The case is far from unique. Newspaper publishers have been cribbing stories from each other from the dawn of the industry, updating “late editions” of city papers with themes from other outlets. The problem in the modern age is that it’s unbelievably easy to do this – the internet is a giant copying machine which allows words (and music and videos) to be reproduced for free, and the problem of how to reward original creators is one that’s unlikely to be solved by the South African High Court.

(You really need to read  Nick Davies’ excellent Flat Earth News to understand how the mechanics of news have always functioned and how the internet and pressure to gain eyeballs on web pages has driven them into crisis.)

All web publishers have their own formal or informal guidelines regarding sourcing stories from other people. Some will want to independently research everything they write. Even the Guardian’s Alan Rushbridger, however, is known to often quote Jeff Jarvis’ maxim “Do what you do best, link to the rest”.

That’s certainly our philosophy here at htxt.africa. We recognise that we’re a small team and can’t cover everything, so we link to other people’s stories when we think there’s something really interesting we didn’t get to that’s worthy of a read. We aim to do this transparently without taking anything from the original authors. We also believe, however, that copyright in its current form is entirely unfit for purpose on the internet and that cases like Moneyweb v Fin24 won’t actually achieve that much. Hence the reason we publish under a Creative Commons licence.
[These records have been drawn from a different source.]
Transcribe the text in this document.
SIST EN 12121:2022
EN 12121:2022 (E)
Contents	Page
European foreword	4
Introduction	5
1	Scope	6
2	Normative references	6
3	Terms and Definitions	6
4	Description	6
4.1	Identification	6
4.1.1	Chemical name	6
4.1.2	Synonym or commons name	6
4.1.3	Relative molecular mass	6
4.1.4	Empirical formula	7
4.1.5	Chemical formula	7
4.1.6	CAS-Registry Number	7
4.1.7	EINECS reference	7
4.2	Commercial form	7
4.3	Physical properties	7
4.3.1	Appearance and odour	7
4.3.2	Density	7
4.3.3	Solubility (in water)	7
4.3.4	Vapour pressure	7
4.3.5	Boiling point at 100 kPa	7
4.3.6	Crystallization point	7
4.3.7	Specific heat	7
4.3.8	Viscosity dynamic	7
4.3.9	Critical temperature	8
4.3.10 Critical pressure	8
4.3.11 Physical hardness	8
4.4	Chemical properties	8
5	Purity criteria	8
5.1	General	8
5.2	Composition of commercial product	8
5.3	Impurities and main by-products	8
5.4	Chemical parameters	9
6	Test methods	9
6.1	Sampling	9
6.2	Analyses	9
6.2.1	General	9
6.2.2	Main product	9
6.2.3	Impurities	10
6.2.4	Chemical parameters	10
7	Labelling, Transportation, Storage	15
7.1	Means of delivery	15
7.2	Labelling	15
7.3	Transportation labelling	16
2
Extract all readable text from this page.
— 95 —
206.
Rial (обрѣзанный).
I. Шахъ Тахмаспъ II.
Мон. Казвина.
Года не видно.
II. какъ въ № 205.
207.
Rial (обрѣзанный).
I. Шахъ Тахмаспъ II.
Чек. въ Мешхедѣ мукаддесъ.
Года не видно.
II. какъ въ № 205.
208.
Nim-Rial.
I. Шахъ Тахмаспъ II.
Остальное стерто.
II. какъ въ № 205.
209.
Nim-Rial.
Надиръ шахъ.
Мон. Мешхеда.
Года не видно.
But what court cases like this do throw up is some really interesting information. van Niekerk’s affidavit is fascinating because there are large sections of analysis which uses specific examples to show how the giant echo chamber of news works. He highlights examples of stories where things work well, with extra information and opinion added at every point, and examples where it’s not – where chunks of copy are ripped off without attribution.
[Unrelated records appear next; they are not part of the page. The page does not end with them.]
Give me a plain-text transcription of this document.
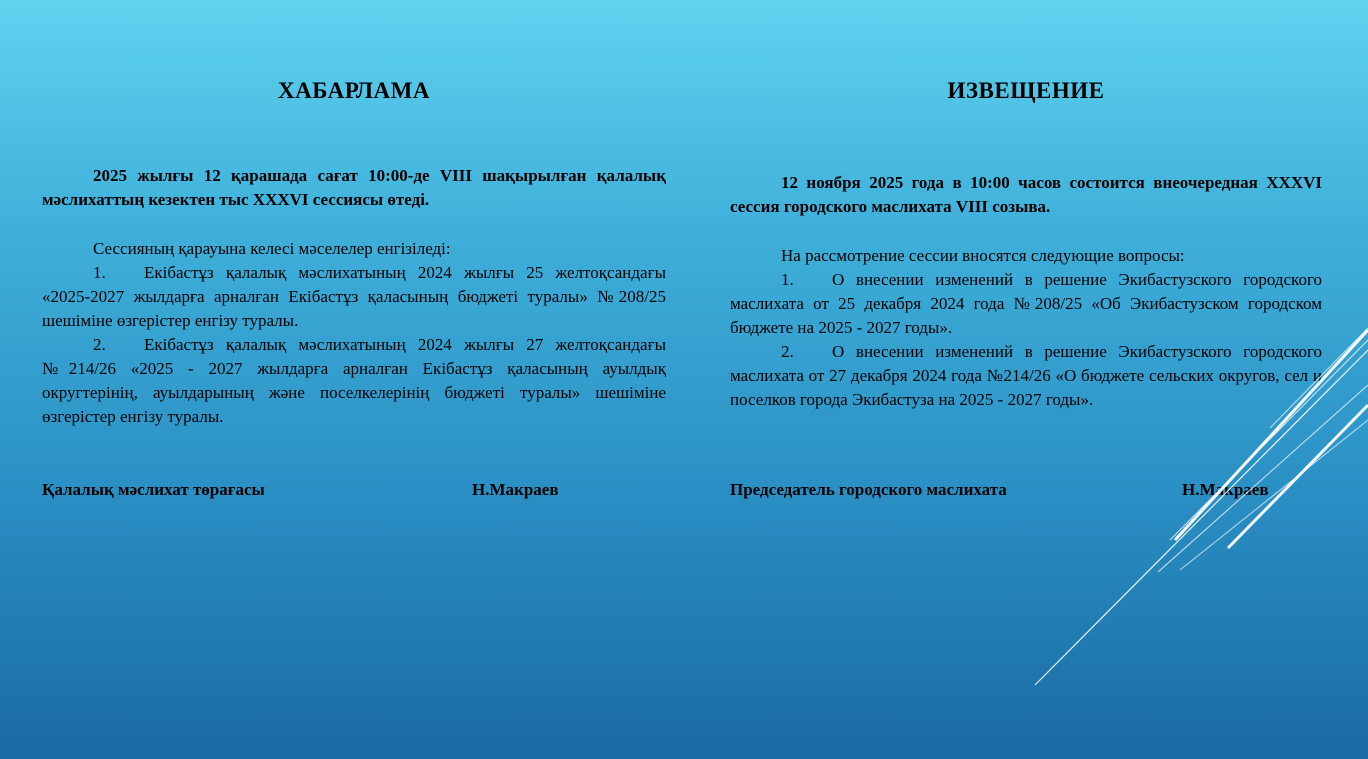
ХАБАРЛАМА
2025 жылғы 12 қарашада сағат 10:00-де VIII шақырылған қалалық мәслихаттың кезектен тыс XXXVI сессиясы өтеді.
Сессияның қарауына келесі мәселелер енгізіледі:
1. Екібастұз қалалық мәслихатының 2024 жылғы 25 желтоқсандағы «2025-2027 жылдарға арналған Екібастұз қаласының бюджеті туралы» №208/25 шешіміне өзгерістер енгізу туралы.
2. Екібастұз қалалық мәслихатының 2024 жылғы 27 желтоқсандағы №214/26 «2025 - 2027 жылдарға арналған Екібастұз қаласының ауылдық округтерінің, ауылдарының және поселкелерінің бюджеті туралы» шешіміне өзгерістер енгізу туралы.
Қалалық мәслихат төрағасы	Н.Макраев
ИЗВЕЩЕНИЕ
12 ноября 2025 года в 10:00 часов состоится внеочередная XXXVI сессия городского маслихата VIII созыва.
На рассмотрение сессии вносятся следующие вопросы:
1. О внесении изменений в решение Экибастузского городского маслихата от 25 декабря 2024 года №208/25 «Об Экибастузском городском бюджете на 2025 - 2027 годы».
2. О внесении изменений в решение Экибастузского городского маслихата от 27 декабря 2024 года №214/26 «О бюджете сельских округов, сел и поселков города Экибастуза на 2025 - 2027 годы».
Председатель городского маслихата	Н.Макраев
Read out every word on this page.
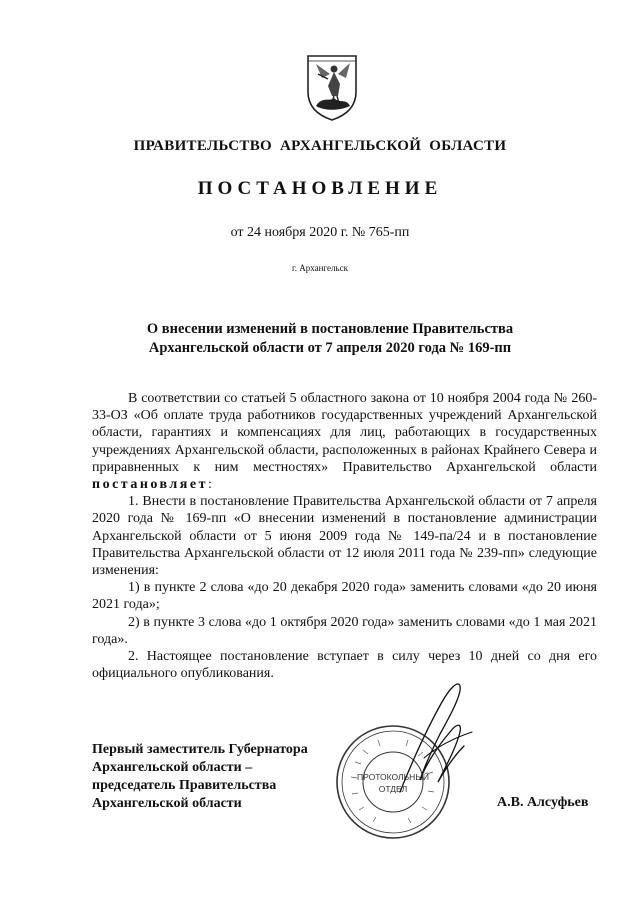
ПРАВИТЕЛЬСТВО АРХАНГЕЛЬСКОЙ ОБЛАСТИ
ПОСТАНОВЛЕНИЕ
от 24 ноября 2020 г. № 765-пп
г. Архангельск
О внесении изменений в постановление Правительства
Архангельской области от 7 апреля 2020 года № 169-пп

В соответствии со статьей 5 областного закона от 10 ноября 2004 года № 260-33-ОЗ «Об оплате труда работников государственных учреждений Архангельской области, гарантиях и компенсациях для лиц, работающих в государственных учреждениях Архангельской области, расположенных в районах Крайнего Севера и приравненных к ним местностях» Правительство Архангельской области постановляет:

1. Внести в постановление Правительства Архангельской области от 7 апреля 2020 года № 169-пп «О внесении изменений в постановление администрации Архангельской области от 5 июня 2009 года № 149-па/24 и в постановление Правительства Архангельской области от 12 июля 2011 года № 239-пп» следующие изменения:

1) в пункте 2 слова «до 20 декабря 2020 года» заменить словами «до 20 июня 2021 года»;

2) в пункте 3 слова «до 1 октября 2020 года» заменить словами «до 1 мая 2021 года».

2. Настоящее постановление вступает в силу через 10 дней со дня его официального опубликования.

ПРОТОКОЛЬНЫЙ
ОТДЕЛ
Первый заместитель Губернатора
Архангельской области –
председатель Правительства
Архангельской области	А.В. Алсуфьев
The most interesting part of it, however, is where Moneyweb’s research team have gone to great lengths to analyse Fin24’s output over a year. What’s astonishing, for me, is not that Fin24 aggregates news – since that’s an official part of the site’s editorial policy – but how little it does.
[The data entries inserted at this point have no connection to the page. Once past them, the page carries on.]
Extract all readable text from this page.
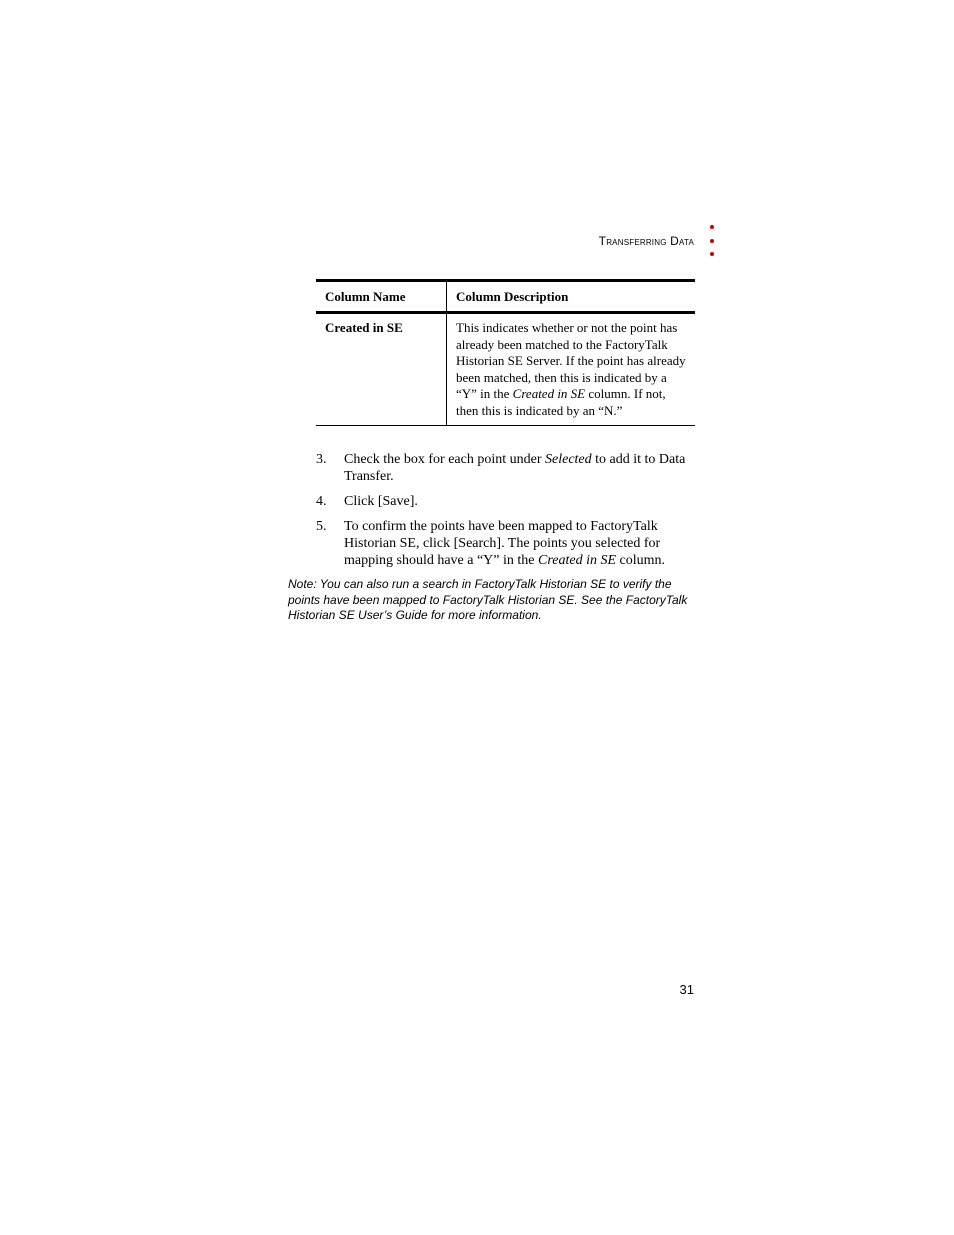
Transferring Data
Column Name	Column Description
Created in SE	This indicates whether or not the point has already been matched to the FactoryTalk Historian SE Server. If the point has already been matched, then this is indicated by a “Y” in the Created in SE column. If not, then this is indicated by an “N.”
3.	Check the box for each point under Selected to add it to Data Transfer.
4.	Click [Save].
5.	To confirm the points have been mapped to FactoryTalk Historian SE, click [Search]. The points you selected for mapping should have a “Y” in the Created in SE column.
Note: You can also run a search in FactoryTalk Historian SE to verify the points have been mapped to FactoryTalk Historian SE. See the FactoryTalk Historian SE User’s Guide for more information.
31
Of “around 10 000” stories published in a year – which I assume is 2013 but isn’t made clear – Moneyweb’s researchers claim that only 205 were aggregated stories, and only 11 came from Moneyweb. That seems surprisingly conservative unless you take the lines above into account. According to Moneyweb, Fin24 produced only 950 original stories in-house, and commission 237 pieces of freelance.

A staggering 8 200 – or 82% – of stories were wire copy, produced by three news agencies Reuters, SAPA and AFP.

And this, to me, underlines a more pressing problem with media. The dependency on wire copy is huge – the same stories and the same words are endlessly recycled everywhere. Every major publisher in South Africa subscribes to the wire agencies for online copy (although not so much in print) and derives a lot of traffic from it. Sometimes it’s a valuable source of breaking news – who has court reporters other than SAPA these days? – but often it’s just a filler while you focus on “what you do best”. The problem is that it’s not very diverse, and it’s an outdated crutch.

Worse, local news agency SAPA is in trouble – apparently the controversial owner of Independent Media, Iqbal Surve, is looking to purchase it – which raises big questions about the value news organisations are providing readers now and in the future. Personally, I’d rather see a news landscape where – for example – we send readers to Moneyweb for financial news we don’t cover, and they send readers here for the latest on IT innovation.

Sadly, I also suspect journalists and editors are too competitive to ever actual do that in a friendly and hands-offish manner. But who knows, perhaps Moneyweb versus Fin24 will actually get us all thinking about the things that matter and putting the interests of readers above the base business considerations.

Then again, we all have to eat… but does it have to be each other?